VANCOUVER (miningweekly.com) – Canadian midtier miner Centerra Gold has partially restarted its Mount Milligan operation, in British Columbia, after unexpectedly cold weather in December caused a water shortage, halting operations.
Toronto-based Centerra said in a statement on Monday that the mill is using a single ball mill to reduce water requirements.
The company cautioned that there may be sporadic commissioning downtime as the operation ramps up; however, mill operations are expected to achieve sustainable mill throughput levels of about 30 000 t/d by mid-February.
During the recent shutdown, Centerra completed several steps to increase the flow of water into the tailings storage facility (TSF) from which the Mount Milligan mill draws all of its water requirements for the milling operations.
Such steps included adding pumps to existing water wells, increasing pump sizes to increase the flow rate, and drilling more wells. Current make-up water sources for the TSF are from normal surface run-off, groundwater wells internal to the TSF, and from base underdrain towers that access process water underlying the TSF.
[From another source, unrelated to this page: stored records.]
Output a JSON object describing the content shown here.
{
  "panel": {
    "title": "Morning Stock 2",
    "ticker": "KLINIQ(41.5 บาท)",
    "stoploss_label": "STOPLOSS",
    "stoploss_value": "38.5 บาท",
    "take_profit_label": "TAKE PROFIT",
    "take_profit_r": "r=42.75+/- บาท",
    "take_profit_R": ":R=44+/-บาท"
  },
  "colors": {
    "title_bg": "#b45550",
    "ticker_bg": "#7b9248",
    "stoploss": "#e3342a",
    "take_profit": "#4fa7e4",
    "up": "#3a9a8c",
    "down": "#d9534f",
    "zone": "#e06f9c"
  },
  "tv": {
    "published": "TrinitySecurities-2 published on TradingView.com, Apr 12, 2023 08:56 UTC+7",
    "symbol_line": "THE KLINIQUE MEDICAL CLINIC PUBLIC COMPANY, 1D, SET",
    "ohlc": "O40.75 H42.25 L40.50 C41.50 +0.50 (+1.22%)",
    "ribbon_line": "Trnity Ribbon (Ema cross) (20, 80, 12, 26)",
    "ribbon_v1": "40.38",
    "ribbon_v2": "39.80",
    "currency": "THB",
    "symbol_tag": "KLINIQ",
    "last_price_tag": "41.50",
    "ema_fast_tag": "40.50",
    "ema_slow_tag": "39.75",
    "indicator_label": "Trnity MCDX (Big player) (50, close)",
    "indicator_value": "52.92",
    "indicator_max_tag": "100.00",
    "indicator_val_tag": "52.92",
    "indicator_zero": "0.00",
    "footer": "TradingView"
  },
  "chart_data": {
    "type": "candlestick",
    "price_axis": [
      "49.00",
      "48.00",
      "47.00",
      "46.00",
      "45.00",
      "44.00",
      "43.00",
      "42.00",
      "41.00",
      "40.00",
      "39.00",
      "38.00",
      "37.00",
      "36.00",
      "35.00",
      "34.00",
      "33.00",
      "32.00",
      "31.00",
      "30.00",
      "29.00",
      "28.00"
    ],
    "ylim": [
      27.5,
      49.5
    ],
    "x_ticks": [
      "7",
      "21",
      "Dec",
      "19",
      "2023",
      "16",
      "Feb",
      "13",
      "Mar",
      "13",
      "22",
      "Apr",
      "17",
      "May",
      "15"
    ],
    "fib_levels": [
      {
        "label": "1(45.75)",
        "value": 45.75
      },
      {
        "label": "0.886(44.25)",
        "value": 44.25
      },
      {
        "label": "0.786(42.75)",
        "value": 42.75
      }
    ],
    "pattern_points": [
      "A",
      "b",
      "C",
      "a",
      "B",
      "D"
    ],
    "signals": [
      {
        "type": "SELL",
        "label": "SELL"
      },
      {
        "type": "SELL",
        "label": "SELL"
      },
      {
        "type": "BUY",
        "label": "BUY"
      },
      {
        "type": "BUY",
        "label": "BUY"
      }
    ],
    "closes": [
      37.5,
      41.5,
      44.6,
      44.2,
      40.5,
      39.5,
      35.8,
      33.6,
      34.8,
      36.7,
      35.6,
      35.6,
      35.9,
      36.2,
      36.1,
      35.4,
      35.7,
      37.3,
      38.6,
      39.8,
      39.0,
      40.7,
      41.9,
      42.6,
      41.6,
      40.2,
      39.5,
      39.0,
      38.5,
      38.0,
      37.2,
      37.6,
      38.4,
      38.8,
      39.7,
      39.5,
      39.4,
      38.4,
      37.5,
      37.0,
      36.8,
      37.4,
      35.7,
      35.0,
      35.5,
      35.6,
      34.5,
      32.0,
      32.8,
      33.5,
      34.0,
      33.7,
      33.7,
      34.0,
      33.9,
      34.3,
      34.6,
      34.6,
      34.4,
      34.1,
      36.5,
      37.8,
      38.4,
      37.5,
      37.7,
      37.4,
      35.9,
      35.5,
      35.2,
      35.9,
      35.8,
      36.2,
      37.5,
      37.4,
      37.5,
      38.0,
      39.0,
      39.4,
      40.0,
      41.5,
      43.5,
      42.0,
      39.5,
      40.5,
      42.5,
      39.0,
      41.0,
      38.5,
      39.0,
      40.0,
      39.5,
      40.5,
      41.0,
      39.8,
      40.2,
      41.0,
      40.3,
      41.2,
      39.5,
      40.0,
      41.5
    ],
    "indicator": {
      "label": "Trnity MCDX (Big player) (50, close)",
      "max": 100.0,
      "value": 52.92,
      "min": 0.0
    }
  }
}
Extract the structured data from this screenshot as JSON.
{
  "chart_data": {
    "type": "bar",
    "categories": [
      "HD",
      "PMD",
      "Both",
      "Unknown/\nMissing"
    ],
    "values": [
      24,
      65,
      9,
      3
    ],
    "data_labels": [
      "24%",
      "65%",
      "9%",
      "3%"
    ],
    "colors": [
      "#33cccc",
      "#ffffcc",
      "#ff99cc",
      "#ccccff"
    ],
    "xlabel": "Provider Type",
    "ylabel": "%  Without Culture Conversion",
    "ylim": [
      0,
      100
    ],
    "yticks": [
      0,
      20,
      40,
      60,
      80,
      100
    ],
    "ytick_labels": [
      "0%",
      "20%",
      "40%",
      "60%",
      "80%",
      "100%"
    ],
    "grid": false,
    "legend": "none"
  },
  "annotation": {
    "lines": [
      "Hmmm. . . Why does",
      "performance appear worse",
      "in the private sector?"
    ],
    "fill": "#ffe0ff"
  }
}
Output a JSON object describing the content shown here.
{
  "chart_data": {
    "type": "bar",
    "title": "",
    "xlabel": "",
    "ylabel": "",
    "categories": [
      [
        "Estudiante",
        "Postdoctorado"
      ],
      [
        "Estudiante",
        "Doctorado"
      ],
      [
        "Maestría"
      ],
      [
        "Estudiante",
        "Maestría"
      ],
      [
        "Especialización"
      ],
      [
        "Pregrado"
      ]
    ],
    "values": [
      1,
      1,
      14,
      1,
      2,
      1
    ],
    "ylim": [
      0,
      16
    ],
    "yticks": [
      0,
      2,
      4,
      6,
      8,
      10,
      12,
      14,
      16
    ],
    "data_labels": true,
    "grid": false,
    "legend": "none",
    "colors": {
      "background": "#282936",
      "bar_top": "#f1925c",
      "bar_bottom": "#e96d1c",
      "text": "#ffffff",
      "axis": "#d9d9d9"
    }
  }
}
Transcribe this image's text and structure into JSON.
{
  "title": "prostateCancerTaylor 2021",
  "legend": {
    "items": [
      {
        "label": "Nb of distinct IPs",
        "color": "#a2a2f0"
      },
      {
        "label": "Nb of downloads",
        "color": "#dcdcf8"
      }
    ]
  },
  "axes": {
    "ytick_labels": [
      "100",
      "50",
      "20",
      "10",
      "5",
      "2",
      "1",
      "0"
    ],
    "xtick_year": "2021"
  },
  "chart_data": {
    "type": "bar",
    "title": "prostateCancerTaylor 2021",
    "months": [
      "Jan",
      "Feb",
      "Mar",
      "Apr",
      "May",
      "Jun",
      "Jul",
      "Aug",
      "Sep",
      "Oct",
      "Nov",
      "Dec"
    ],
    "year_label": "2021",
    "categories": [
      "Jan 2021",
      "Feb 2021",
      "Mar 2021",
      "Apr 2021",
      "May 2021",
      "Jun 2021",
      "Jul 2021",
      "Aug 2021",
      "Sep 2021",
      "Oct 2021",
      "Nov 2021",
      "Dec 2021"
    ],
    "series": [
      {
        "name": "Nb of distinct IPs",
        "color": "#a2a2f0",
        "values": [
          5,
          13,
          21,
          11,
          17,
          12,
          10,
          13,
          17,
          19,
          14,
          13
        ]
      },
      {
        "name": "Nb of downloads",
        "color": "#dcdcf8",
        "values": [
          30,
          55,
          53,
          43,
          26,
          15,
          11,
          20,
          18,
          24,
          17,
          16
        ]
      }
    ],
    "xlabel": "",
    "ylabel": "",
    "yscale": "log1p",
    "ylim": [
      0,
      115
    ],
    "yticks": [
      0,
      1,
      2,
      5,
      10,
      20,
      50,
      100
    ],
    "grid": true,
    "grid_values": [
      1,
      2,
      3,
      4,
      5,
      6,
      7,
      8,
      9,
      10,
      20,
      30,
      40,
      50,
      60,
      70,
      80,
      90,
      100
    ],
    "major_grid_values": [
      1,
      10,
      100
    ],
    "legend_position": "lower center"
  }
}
The company expects to restart the second ball mill in April, returning mill operations to full capacity, when more fresh water becomes available from surface run-off after the spring ice melt. The return of mill operations to sustainable levels, on one or both ball mills, is dependent on the performance of the make-up water sources and the overall water balance in the TSF.
As a further longer-term mitigation measure, Centerra has now received an amendment to Mount Milligan's environmental assessment certificate to allow pumping of water from a nearby lake, Lake Philip, and has received the additional related permits. The company expects to start drawing water from Lake Philip by the end of February.
The company expects to issue its 2018 full-year company-wide guidance on February 23.